CartoDB / data-services

CARTO internal geocoder PostgreSQL extension
25 stars 11 forks source link

Localization for geocoding #221

Open AbelVM opened 8 years ago

AbelVM commented 8 years ago

We may have different names for the same place even in the official language(s) of the country, having a strict match to geocode leads to many fails and "holes" in the results. V.g.:

As of today, loading a CSV with provinces of Spain may produce several holes always due to accents (accents in uppercase are not compulsory, so JAEN <> Jaén), optional articles, and the different co-official languages in different regions.

Maybe we should make use of fuzzy search like tsvector or trigrams

Tsvector sample pseudocode:

SELECT 
the_geom
FROM
geometries_table
ORDER BY
ts_rank(to_tsvector(storedname),to_tsquery(inputname))
ASC
LIMIT 1;

It would be much faster if we precompute a tsvector column in the geometries table.

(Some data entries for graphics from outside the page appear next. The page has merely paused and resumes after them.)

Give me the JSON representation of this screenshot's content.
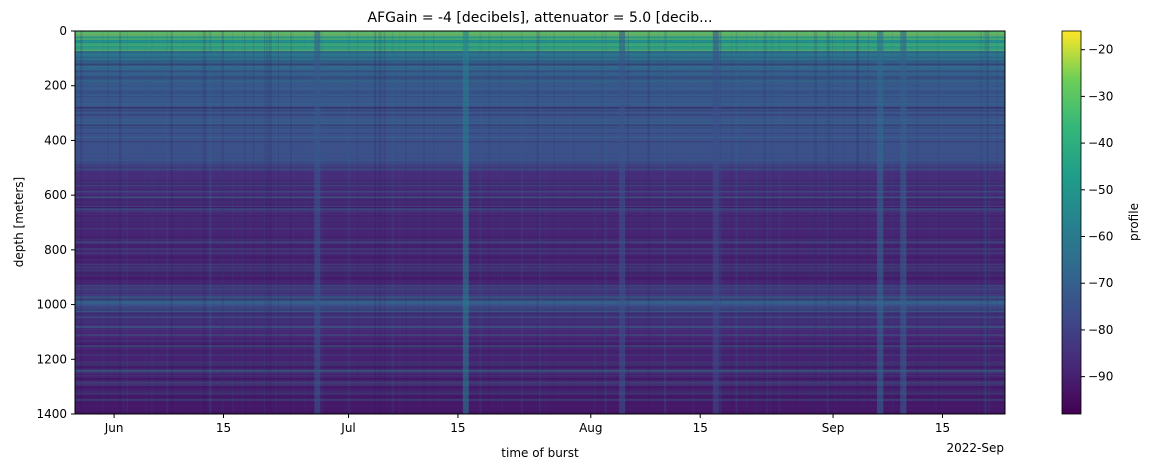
{
  "chart_data": {
    "type": "heatmap",
    "title": "AFGain = -4 [decibels], attenuator = 5.0 [decib...",
    "xlabel": "time of burst",
    "ylabel": "depth [meters]",
    "x_offset_label": "2022-Sep",
    "x_ticks": [
      "Jun",
      "15",
      "Jul",
      "15",
      "Aug",
      "15",
      "Sep",
      "15"
    ],
    "x_tick_dates": [
      "2022-06-01",
      "2022-06-15",
      "2022-07-01",
      "2022-07-15",
      "2022-08-01",
      "2022-08-15",
      "2022-09-01",
      "2022-09-15"
    ],
    "xlim": [
      "2022-05-27",
      "2022-09-23"
    ],
    "y_ticks": [
      "0",
      "200",
      "400",
      "600",
      "800",
      "1000",
      "1200",
      "1400"
    ],
    "y_tick_values": [
      0,
      200,
      400,
      600,
      800,
      1000,
      1200,
      1400
    ],
    "ylim": [
      1400,
      0
    ],
    "colorbar": {
      "label": "profile",
      "colormap": "viridis",
      "ticks": [
        "−20",
        "−30",
        "−40",
        "−50",
        "−60",
        "−70",
        "−80",
        "−90"
      ],
      "tick_values": [
        -20,
        -30,
        -40,
        -50,
        -60,
        -70,
        -80,
        -90
      ],
      "range": [
        -98,
        -16
      ]
    },
    "depth_profile": [
      {
        "depth": 0,
        "value": -22
      },
      {
        "depth": 30,
        "value": -52
      },
      {
        "depth": 80,
        "value": -62
      },
      {
        "depth": 150,
        "value": -70
      },
      {
        "depth": 300,
        "value": -74
      },
      {
        "depth": 480,
        "value": -76
      },
      {
        "depth": 520,
        "value": -86
      },
      {
        "depth": 900,
        "value": -90
      },
      {
        "depth": 960,
        "value": -84
      },
      {
        "depth": 985,
        "value": -72
      },
      {
        "depth": 1030,
        "value": -80
      },
      {
        "depth": 1100,
        "value": -88
      },
      {
        "depth": 1400,
        "value": -92
      }
    ],
    "time_features": [
      {
        "date": "2022-06-27",
        "value": -72,
        "note": "dark column near surface"
      },
      {
        "date": "2022-07-16",
        "value": -58
      },
      {
        "date": "2022-08-05",
        "value": -74
      },
      {
        "date": "2022-08-17",
        "value": -76
      },
      {
        "date": "2022-09-07",
        "value": -66
      },
      {
        "date": "2022-09-10",
        "value": -70
      }
    ]
  }
}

More comments about this at: https://github.com/CartoDB/dataservices-api/issues/251

cc @ethervoid

AbelVM commented 8 years ago

For testing purposes, this CSV file has a list of official names of municipalities in Alicante province in Spain:

ALC_muni.csv.txt

Most of them are not recognized by CARTO

ethervoid commented 8 years ago

There is an enhancement for this problem https://github.com/CartoDB/cartodb/issues/9131

AbelVM commented 8 years ago

Oeeee! oeeee oeeee oeeee!

iriberri commented 8 years ago

Oh I just saw this issue! @AbelVM we had the intention in the past to make namedplaces search fuzzy. Most of the other geocoding processes' strings are being normalized except for this one, which makes it pretty bad with complex names (accents, hyphens, spaces...). For other processes what we do is to store a normalized name in the DB and then run a regexp over the input, normalizing it in the same way. I think this could be a nice leapfrog ;-) From Geonames we have a ton of synonyms per each place, but if accents (or other character) don't match, it will just fail.

AbelVM commented 8 years ago

:+1: for a leapfrog testing different approaches:

I'm game